I knew how to read, but it was there, from her, that I learned how to read. How to understand what was in the mind of the writer, why words were chosen just so, why some writers described everything in detail and while others did not. Why some stories were told by narrators and others were not. A world opened for me, and with it, my heart opened, too.

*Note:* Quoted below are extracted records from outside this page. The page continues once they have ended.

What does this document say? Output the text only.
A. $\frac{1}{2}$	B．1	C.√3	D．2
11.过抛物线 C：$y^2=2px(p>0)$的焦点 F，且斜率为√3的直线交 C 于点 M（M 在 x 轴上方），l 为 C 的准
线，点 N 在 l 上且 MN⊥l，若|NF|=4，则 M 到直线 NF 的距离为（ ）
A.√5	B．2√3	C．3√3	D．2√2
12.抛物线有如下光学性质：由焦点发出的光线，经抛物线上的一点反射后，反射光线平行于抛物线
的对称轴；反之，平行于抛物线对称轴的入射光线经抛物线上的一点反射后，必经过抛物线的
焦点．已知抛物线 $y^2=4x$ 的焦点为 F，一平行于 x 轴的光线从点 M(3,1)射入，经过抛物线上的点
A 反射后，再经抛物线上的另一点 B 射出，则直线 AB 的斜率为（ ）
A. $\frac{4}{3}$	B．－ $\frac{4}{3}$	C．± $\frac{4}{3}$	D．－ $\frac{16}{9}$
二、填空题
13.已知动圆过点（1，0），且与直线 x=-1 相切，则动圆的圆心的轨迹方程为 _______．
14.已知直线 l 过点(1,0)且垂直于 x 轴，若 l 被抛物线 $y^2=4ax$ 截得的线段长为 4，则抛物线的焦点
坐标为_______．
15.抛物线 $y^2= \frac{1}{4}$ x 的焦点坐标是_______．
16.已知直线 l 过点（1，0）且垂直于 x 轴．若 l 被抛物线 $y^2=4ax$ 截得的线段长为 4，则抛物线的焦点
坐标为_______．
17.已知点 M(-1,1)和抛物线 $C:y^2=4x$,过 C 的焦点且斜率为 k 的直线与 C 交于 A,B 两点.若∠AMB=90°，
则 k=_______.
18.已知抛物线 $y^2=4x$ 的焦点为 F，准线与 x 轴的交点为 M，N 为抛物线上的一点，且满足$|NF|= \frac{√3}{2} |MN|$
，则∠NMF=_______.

Everyone, if they’re lucky, has love. She was deeply mine. She was spiritual. She had all those many books—not a day went by that I did not learn from her. She was worldly and desirable, yet we did not cross into sin. Not that I did not desire it. I went to kiss her, one time after a springtime walk, but she bowed her forehead to me. It was love-made-chaste . . . at least, for me. Alas, when I finally summoned the gumption to propose an official courtship, I was spurned. Astoria said she loved me as a preacher, as a friend, as that accursed word “brother,” but not as a man. I learned that at the same time I was considering betrothal she had feelings for another man, a blacksmith. It was just gossip, whispers, until they came to a dance together and I saw how affectionate she could be within the bounds of public decency. My heart stopped beating for anything but getting away.
I left carrying what I had left Massachusetts with. It was nearly winter, last winter, and at my age and lack of girth, it meant the only direction I could plausibly head was south.